I suspect that you might well get some more of these files in Temp, if so and avast alerts, try to not down what you were doing at the time of the alert and post again.

Heya David ,

I downloaded the Ccleaner like you suggested and used it.I’ll make sure to check out the avast anti-rootkit.I’ll pay close attention to what I’m doing on the comp if one of these pesky buggers turn up again.I’ll just make sure I scan anything I do download and anything I connect to the comp.I’ll let ya know if anything else happens.

The avast anti-rootkit is incorporated into the avast program, it runs 8 minutes after boot and if you do a Standard or Thorough scan from the Simple User Interface.

Ahh ook.Told ya I was a Noob lol.I learn something new everyday.It’s funny that you directed me to F-Secure I was just watching a documentary on hackers and the net.It had one of the founders of F-Secure talking .Very cool.

I directed you to three ‘other’ anti-rootkit tools which are relatively user friendly and competent ;D

Like most tools some will have different signature/detections, which is why you will see in many of the post here options for different tools.

Coincidences are handy because just knowing the name seems to give a higher confidence ranking. Though I don’t like Panda’s on-line scanner because of the junk it dumps in your system folders I like their stand alone anti-rootkit tool.

Heya David.

Would I be able to e-mail you or private message you on here?.I need your help with something.

Sorry I can only offer help through the forums.
Any question asked and subsequent answers may benefit others viewing now or in the future.

You can only use the forums PM function when you have 20 posts anyway.

No worries I appreciate any help I can get lol…Well I have an interesting issue lol.I went to use one of my flash drives and today this pops up off it.
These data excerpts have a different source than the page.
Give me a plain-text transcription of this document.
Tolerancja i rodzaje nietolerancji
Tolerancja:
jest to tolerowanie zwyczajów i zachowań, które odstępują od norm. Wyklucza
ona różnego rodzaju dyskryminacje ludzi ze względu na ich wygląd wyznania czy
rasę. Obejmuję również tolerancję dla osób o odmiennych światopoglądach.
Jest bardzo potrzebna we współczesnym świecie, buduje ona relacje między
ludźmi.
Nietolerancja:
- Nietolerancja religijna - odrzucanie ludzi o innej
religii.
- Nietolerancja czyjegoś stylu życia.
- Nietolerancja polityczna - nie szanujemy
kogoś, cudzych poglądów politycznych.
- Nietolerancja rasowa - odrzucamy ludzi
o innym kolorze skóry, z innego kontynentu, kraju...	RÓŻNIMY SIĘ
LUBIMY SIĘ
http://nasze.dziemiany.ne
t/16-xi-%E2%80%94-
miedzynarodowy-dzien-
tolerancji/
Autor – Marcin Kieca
Application 1880 "Win32:Trojan-gen{other} Has been found in "K:\RECYCLER\S-1-5-21-1482476501-1644491937-682003330-1013\svchost.exe"file.
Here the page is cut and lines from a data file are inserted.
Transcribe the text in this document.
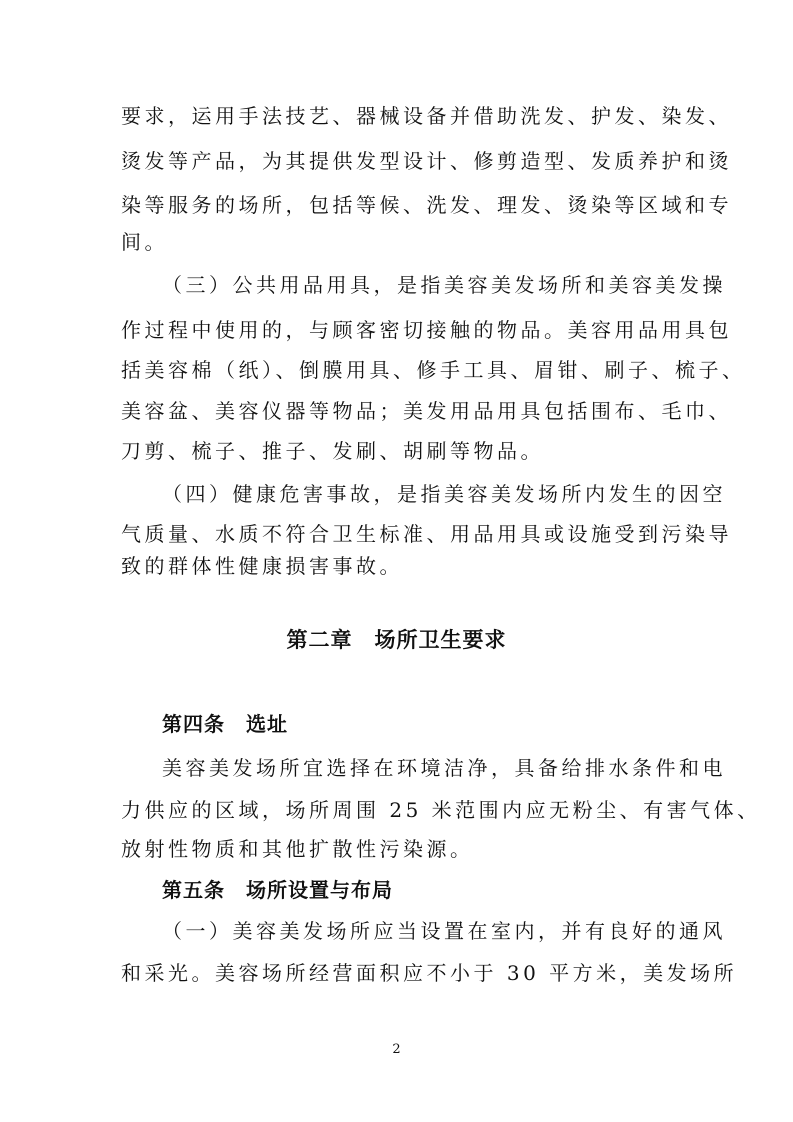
要求，运用手法技艺、器械设备并借助洗发、护发、染发、
烫发等产品，为其提供发型设计、修剪造型、发质养护和烫
染等服务的场所，包括等候、洗发、理发、烫染等区域和专
间。
（三）公共用品用具，是指美容美发场所和美容美发操
作过程中使用的，与顾客密切接触的物品。美容用品用具包
括美容棉（纸）、倒膜用具、修手工具、眉钳、刷子、梳子、
美容盆、美容仪器等物品；美发用品用具包括围布、毛巾、
刀剪、梳子、推子、发刷、胡刷等物品。
（四）健康危害事故，是指美容美发场所内发生的因空
气质量、水质不符合卫生标准、用品用具或设施受到污染导
致的群体性健康损害事故。
第二章　场所卫生要求
第四条　选址
美容美发场所宜选择在环境洁净，具备给排水条件和电
力供应的区域，场所周围 25 米范围内应无粉尘、有害气体、
放射性物质和其他扩散性污染源。
第五条　场所设置与布局
（一）美容美发场所应当设置在室内，并有良好的通风
和采光。美容场所经营面积应不小于 30 平方米，美发场所
2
Then it found a BV:Autorun-G[wrm] in k:\autorun.inf"

Any idea why I would get those?.I’ve connected the same flash drive to the comp the other day and scanned it n nothing popped up.Nothing else has popped up on the comp except this since we last talked.Been scanning fairly regularly with all the programs you directed me towards.
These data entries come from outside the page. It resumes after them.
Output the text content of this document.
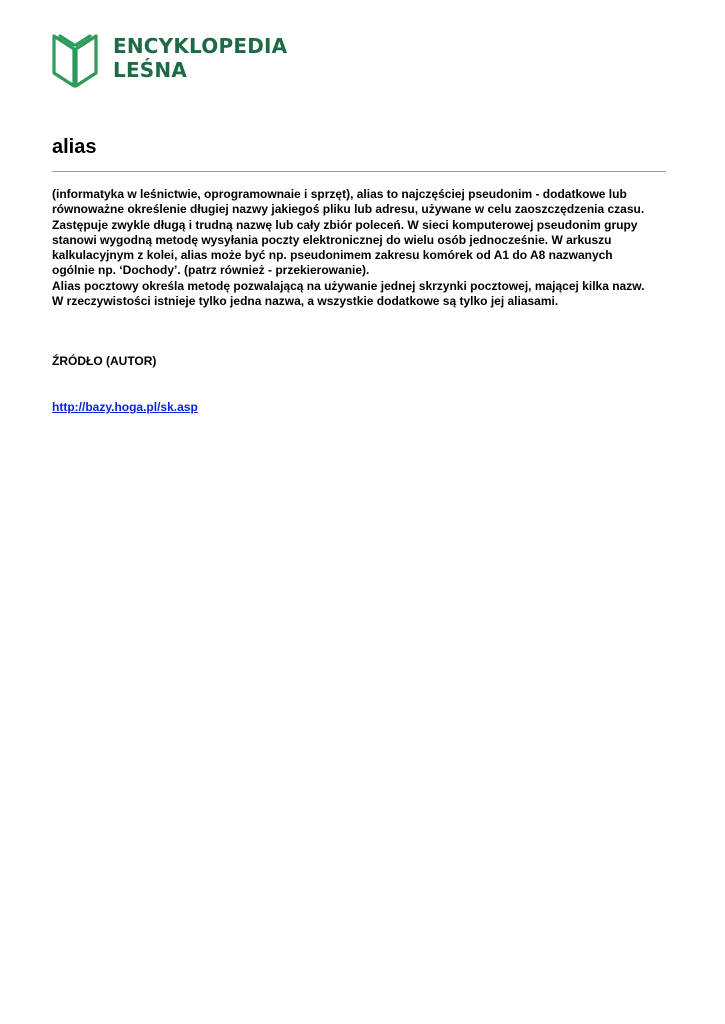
ENCYKLOPEDIA
LEŚNA
alias
(informatyka w leśnictwie, oprogramownaie i sprzęt), alias to najczęściej pseudonim - dodatkowe lub
równoważne określenie długiej nazwy jakiegoś pliku lub adresu, używane w celu zaoszczędzenia czasu.
Zastępuje zwykle długą i trudną nazwę lub cały zbiór poleceń. W sieci komputerowej pseudonim grupy
stanowi wygodną metodę wysyłania poczty elektronicznej do wielu osób jednocześnie. W arkuszu
kalkulacyjnym z kolei, alias może być np. pseudonimem zakresu komórek od A1 do A8 nazwanych
ogólnie np. ‘Dochody’. (patrz również - przekierowanie).
Alias pocztowy określa metodę pozwalającą na używanie jednej skrzynki pocztowej, mającej kilka nazw.
W rzeczywistości istnieje tylko jedna nazwa, a wszystkie dodatkowe są tylko jej aliasami.
ŹRÓDŁO (AUTOR)
http://bazy.hoga.pl/sk.asp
Because your flash drive is infected. So where has this drive been recently ?

The autorun.inf is a special file that when found by windows opens it and runs the contents, I bet that inside the autorun.inf file there is a command to run the svchost.exe file that would try to to infect your system.

Let avast move the files to the chest.

New signatures are constantly added so it isn’t unusual to get detections on what was previously considered OK. I can’t recall off the top of my head what your other topics were but this could have been trying to infect your system before.

If you haven’t already got this software (freeware), download, install, update and run it, preferably in safe mode and report the findings (it should product a log file).

  1. SUPERantispyware On-Demand only in free version.
  2. MalwareBytes Anti-Malware, On-Demand only in free version http://download.bleepingcomputer.com/malwarebytes/mbam-setup.exe, right click on the link and select Save As or Save File (As depending on your browser), save it to a location where you can find it easily later.

AUTORUNS - Infections
See this post, http://forum.avast.com/index.php?topic=34095.msg285331#msg285331.

Ok.No worries I moved them to the chest.I have those few freeware programs you mentioned .Except the Flashdrive one.I’ll do it right now.

The only places the flash drive has been has been my comp and the one at school.

Well schools are a potential breeding ground as others are also bringing their flash drives from home into school. Unless the school has a good network AV defence then it would be possible to infect others.

Heya David,

How’s your day been?.I scanned the comp like you said in safe mode and nothing popped up on super anti or malware bytes.I’ve been trying to use flash drive disinfector but I don’t think it’s working properly.Mostly like cause vista sucks lol.

What do you mean it isn’t working properly, symptoms please.